I will only be doing a little code that will show customer retention rate.
For the purpose of demo-ing the SQL codes I will be generating fake user activity data using Python.
It is assumed that each user will initially sign-up for goods / services at a certain date, before the subsequent sign-ins and purchase activities.
Data between 2017-01-01 and 2017-12-31 will be generated.
Code | Activity |
---|---|
0 | sign-up |
1 | sign-in |
2 | purchase |
see the detailed python code and result here.
CREATE TABLE daily_activity (
`index` INT,
`CustomerId` INT,
`ActivityDate` DATE,
`ActivityType` INT
)
LOAD DATA INFILE "C:/ProgramData/MySQL/MySQL Server 8.0/Uploads/data.csv" INTO TABLE daily_activity
FIELDS TERMINATED BY ','
IGNORE 1 LINES;
For some reason there are a few missing CustomerID, but we will let that go for the sake of time.
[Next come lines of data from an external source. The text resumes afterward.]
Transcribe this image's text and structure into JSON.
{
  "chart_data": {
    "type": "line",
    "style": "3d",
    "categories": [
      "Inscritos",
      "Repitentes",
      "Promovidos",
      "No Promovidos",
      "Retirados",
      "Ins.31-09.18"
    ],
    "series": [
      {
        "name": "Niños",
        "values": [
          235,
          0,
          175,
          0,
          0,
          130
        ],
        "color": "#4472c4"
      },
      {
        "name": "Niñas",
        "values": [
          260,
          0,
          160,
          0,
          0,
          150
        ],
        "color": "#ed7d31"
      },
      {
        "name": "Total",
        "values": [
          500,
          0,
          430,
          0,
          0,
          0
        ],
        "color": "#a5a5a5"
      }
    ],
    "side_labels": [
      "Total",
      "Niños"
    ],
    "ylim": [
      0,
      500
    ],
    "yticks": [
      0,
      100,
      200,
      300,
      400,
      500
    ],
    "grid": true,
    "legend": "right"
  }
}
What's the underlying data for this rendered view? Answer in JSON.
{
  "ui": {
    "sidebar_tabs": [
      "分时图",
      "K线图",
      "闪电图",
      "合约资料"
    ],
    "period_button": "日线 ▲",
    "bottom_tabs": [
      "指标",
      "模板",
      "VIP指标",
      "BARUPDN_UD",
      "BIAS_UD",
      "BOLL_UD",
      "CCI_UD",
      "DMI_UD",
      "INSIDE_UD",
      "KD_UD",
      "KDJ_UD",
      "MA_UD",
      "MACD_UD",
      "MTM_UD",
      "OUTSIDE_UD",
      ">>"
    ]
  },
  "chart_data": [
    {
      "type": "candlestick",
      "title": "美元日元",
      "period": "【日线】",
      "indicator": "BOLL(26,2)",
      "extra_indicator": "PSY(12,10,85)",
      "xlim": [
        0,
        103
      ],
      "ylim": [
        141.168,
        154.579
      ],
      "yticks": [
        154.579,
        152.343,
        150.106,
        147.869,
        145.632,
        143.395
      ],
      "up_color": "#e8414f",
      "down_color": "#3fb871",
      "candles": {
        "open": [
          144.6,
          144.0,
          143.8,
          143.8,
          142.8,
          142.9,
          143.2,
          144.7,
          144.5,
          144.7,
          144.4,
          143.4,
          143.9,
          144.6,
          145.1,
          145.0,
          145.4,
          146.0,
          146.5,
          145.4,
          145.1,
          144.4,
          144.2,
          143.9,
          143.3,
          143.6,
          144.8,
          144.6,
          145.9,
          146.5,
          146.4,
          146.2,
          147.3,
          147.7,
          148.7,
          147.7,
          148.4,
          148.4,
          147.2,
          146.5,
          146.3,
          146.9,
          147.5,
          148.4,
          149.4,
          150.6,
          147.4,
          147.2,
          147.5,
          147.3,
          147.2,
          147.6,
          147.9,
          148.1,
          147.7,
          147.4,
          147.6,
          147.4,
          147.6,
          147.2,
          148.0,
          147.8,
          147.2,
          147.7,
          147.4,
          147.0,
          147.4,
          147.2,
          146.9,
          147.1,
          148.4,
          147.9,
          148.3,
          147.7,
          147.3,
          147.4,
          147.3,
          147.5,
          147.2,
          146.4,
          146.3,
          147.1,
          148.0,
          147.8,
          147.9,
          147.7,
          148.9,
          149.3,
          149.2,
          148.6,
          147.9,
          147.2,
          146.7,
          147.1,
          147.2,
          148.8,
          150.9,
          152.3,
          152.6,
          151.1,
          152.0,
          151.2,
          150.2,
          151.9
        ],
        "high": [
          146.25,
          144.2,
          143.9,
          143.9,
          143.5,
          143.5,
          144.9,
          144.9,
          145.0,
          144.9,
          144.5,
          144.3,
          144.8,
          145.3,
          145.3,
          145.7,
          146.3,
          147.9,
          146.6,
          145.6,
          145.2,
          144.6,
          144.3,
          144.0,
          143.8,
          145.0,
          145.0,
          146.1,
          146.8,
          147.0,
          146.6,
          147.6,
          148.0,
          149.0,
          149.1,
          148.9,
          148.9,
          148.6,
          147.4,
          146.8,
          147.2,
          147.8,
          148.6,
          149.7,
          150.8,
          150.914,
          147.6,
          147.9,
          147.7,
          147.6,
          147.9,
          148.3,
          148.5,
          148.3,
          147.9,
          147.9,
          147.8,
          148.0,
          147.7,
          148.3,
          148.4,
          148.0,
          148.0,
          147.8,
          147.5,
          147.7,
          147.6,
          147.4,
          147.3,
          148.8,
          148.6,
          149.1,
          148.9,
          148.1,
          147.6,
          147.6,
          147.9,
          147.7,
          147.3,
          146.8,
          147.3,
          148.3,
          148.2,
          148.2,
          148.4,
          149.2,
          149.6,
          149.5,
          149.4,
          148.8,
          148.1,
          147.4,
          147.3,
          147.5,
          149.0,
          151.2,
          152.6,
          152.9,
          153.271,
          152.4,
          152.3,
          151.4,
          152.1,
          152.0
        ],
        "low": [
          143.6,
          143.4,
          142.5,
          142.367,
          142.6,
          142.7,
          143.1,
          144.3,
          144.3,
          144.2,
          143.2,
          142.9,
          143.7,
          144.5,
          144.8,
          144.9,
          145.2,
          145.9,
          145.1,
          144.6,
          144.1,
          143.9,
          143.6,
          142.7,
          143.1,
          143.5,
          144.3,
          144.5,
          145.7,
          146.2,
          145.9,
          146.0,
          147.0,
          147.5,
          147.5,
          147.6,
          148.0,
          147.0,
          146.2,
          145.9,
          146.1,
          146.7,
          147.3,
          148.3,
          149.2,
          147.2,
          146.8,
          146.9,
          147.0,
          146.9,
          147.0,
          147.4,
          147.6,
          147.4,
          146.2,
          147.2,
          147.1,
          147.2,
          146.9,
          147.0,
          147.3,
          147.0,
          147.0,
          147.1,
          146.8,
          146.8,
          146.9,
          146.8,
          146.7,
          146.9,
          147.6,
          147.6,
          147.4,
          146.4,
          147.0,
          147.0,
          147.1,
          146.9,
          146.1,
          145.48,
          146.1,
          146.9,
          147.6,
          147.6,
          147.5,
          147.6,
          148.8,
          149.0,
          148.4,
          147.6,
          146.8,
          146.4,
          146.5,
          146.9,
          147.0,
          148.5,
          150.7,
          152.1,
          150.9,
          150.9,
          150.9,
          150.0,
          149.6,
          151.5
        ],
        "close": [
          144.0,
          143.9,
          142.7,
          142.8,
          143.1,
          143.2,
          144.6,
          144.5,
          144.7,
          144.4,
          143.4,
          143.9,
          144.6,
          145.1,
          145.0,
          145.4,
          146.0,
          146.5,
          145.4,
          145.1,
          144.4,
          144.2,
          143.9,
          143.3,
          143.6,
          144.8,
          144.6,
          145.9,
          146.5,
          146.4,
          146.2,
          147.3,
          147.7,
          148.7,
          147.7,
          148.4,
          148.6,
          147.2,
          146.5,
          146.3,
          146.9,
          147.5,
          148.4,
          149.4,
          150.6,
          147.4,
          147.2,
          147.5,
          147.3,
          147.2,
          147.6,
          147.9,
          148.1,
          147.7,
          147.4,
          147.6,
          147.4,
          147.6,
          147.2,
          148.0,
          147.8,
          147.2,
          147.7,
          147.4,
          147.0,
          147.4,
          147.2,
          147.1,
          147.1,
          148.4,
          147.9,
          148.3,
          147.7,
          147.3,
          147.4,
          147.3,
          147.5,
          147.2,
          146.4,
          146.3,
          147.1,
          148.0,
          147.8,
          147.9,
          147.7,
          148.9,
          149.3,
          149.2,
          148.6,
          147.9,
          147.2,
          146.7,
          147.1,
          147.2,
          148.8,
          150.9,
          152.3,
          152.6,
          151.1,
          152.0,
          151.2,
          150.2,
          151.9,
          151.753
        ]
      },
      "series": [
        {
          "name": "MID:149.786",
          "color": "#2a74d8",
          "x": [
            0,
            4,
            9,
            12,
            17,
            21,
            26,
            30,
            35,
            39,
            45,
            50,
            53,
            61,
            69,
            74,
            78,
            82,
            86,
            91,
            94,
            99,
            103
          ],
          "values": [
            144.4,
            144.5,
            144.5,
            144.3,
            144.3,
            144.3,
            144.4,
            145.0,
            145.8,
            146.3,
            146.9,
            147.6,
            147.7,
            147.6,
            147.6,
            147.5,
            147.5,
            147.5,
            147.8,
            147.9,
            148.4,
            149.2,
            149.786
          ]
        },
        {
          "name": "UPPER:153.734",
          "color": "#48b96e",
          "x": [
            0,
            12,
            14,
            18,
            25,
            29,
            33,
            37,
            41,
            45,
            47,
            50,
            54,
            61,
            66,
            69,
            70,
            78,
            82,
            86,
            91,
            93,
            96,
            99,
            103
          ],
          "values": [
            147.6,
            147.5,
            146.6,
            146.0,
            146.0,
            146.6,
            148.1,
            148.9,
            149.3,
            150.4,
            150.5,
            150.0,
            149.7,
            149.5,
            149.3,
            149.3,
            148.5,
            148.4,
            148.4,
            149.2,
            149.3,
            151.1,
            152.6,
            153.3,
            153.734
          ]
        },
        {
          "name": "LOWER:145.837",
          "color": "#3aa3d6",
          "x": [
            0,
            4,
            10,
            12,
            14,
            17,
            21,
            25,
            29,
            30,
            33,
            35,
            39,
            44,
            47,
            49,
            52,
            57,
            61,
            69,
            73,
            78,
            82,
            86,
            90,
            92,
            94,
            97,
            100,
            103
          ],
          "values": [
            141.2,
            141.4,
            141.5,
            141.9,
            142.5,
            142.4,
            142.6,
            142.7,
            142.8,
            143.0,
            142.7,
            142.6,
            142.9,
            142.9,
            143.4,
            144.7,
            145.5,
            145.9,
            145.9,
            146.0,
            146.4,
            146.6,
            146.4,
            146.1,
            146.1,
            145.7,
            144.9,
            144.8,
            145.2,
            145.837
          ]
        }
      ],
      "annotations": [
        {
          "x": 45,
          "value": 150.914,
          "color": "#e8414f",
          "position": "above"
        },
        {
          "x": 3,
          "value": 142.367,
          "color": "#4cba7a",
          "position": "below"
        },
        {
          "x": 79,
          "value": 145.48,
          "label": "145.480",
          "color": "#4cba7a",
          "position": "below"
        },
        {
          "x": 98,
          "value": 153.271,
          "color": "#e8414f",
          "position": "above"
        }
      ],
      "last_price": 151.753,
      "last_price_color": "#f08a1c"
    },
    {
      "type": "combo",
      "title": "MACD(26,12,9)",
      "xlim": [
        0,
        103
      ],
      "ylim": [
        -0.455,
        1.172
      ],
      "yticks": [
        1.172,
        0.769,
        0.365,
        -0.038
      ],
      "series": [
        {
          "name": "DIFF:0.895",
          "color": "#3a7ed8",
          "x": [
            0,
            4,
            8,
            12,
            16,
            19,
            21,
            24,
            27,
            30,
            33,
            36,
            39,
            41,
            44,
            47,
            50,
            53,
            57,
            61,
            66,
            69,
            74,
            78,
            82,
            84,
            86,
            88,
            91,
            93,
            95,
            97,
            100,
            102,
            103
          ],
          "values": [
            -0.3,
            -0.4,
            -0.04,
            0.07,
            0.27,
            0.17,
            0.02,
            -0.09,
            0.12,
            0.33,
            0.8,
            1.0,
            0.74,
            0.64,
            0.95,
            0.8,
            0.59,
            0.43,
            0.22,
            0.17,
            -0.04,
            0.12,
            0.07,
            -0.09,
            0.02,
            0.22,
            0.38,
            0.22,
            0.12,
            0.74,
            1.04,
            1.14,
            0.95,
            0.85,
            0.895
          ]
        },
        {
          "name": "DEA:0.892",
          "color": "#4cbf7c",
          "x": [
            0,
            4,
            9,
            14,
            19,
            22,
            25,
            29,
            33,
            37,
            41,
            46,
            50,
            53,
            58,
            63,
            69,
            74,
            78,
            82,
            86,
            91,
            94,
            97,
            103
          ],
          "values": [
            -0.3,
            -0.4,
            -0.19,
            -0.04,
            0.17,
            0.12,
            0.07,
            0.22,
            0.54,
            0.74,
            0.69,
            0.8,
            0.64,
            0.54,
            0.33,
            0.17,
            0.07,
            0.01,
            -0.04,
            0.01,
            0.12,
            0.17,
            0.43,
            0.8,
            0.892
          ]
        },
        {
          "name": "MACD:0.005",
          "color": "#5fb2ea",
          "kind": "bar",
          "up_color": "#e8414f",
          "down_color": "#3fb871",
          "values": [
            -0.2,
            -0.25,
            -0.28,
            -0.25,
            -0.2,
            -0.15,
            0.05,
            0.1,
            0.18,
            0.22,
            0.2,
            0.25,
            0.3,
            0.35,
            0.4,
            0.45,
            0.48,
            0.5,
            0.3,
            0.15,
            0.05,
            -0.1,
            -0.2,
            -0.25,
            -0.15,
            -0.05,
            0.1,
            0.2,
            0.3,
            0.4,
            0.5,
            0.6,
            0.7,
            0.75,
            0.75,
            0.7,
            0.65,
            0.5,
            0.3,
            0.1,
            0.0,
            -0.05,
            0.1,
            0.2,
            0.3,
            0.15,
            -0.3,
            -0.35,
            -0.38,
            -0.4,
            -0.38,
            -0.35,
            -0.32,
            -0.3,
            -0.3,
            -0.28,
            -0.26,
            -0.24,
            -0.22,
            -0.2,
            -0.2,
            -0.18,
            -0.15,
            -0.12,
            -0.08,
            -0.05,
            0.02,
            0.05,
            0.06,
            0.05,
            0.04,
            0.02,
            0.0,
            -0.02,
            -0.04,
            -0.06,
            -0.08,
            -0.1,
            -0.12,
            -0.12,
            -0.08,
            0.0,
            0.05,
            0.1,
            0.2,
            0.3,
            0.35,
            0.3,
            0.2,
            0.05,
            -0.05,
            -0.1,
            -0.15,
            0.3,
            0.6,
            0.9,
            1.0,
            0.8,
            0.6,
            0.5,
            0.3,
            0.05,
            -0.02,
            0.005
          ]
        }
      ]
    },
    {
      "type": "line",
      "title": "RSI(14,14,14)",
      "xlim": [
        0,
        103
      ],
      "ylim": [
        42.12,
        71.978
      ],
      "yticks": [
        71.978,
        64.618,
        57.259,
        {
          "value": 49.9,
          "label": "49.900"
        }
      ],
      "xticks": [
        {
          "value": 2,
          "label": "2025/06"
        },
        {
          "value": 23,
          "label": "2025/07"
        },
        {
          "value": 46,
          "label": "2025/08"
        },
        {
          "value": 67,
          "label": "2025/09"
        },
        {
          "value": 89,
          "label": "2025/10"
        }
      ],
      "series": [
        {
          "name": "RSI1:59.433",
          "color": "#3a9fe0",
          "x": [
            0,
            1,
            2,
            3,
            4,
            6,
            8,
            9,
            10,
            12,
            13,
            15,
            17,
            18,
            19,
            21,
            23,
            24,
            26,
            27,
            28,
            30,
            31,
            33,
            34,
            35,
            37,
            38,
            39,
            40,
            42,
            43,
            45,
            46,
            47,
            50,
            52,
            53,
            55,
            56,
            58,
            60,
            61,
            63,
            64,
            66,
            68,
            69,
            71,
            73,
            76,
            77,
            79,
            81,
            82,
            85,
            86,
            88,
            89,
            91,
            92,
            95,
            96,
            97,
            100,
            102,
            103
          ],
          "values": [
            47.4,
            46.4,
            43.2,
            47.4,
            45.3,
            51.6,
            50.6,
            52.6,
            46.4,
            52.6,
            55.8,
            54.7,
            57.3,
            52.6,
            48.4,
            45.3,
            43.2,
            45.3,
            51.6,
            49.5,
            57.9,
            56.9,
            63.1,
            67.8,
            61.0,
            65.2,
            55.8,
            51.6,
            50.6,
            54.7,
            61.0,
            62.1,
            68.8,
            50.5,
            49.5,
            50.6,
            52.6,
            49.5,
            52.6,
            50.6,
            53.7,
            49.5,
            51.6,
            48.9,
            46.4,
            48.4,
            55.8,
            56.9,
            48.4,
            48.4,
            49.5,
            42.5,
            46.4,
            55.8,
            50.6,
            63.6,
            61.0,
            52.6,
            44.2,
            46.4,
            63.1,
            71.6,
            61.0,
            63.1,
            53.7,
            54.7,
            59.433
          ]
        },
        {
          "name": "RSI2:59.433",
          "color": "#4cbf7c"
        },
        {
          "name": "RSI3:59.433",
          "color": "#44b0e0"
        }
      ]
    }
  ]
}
>> SELECT count(distinct CustomerID) FROM daily_activity
9889
suppose we are using a table named dim_customer
to keep track of each customer's acquisition date.
suppose we are continuously upsert-ing into dim_customer (which contains the AcquisitionDate),
from the daily_activity table
we could use the following code:
CREATE TABLE dim_customer (
`CustomerId` INT KEY,
`AcquisitionDate` DATE
)
delimiter //
CREATE DEFINER=`root`@`%` PROCEDURE `update_dim_customer`(`date` DATE)
BEGIN
INSERT IGNORE INTO dim_customer
SELECT
COALESCE(dc.CustomerId, ac.CustomerId) AS CustomerId,
ac.ActivityDate AS AcquisitionDate
FROM dim_customer dc
RIGHT JOIN (
SELECT
CustomerId,
ActivityDate
FROM daily_activity
WHERE
ActivityType = 0
AND ActivityDate = `date`
GROUP BY 1, 2
) ac
ON dc.CustomerId = ac.CustomerId
GROUP BY 1, 2;
END
delimiter //
CREATE PROCEDURE doiterate()
BEGIN
SET @running_date = '2017-01-01';
SET @num = 0;
label1: LOOP
SET @num = @num + 1;
SET @running_date = DATE_ADD(@running_date, INTERVAL 1 DAY);
CALL update_dim_customer(@running_date);
IF @num < 365 THEN
ITERATE label1;
END IF;
LEAVE label1;
END LOOP label1;
END;
Finally, calling the doiterate function
CALL doiterate()
SELECT * FROM demo.dim_customer ORDER BY AcquisitionDate;
CustomerId | AcquisitionDate |
---|---|
3418 | 2017-01-01 |
1641 | 2017-01-01 |
5642 | 2017-01-01 |
4307 | 2017-01-01 |
7302 | 2017-01-01 |
... | ... |
We have exactly one entry for each distinct CustomerID in daily_activity
>> SELECT COUNT(*) FROM demo.dim_customer;
9889
Let's run the below code for deducing the customer activity level since sign-up
by replacing <MIN_DATE> with '2017-01-01'
SELECT
DATEDIFF(ac.ActivityDate, dc.AcquisitionDate) AS DaySinceAcquisition,
COUNT(DISTINCT ac.CustomerId) AS D1ActiveCustomers
FROM dim_customer dc
LEFT OUTER JOIN (
SELECT
CustomerId,
ActivityDate
FROM daily_activity
WHERE
ActivityType IN (0, 1)
AND ActivityDate >= '<MIN_DATE>'
GROUP BY 1,2
) ac
ON dc.CustomerId = ac.CustomerId
AND dc.AcquisitionDate <= ac.ActivityDate
WHERE
dc.AcquisitionDate >= '<MIN_DATE>'
GROUP BY 1
DaySinceAcquisition | D1ActiveCustomers |
---|---|
0 | 9889 |
1 | 665 |
2 | 673 |
3 | 708 |
4 | 700 |
5 | 739 |
Now let's see the decay pattern, which we expect to be constant (uniformly distributed and not really decaying)
And it looks ugly but is exactly what we expected. In real life, it should display an actual decaying pattern.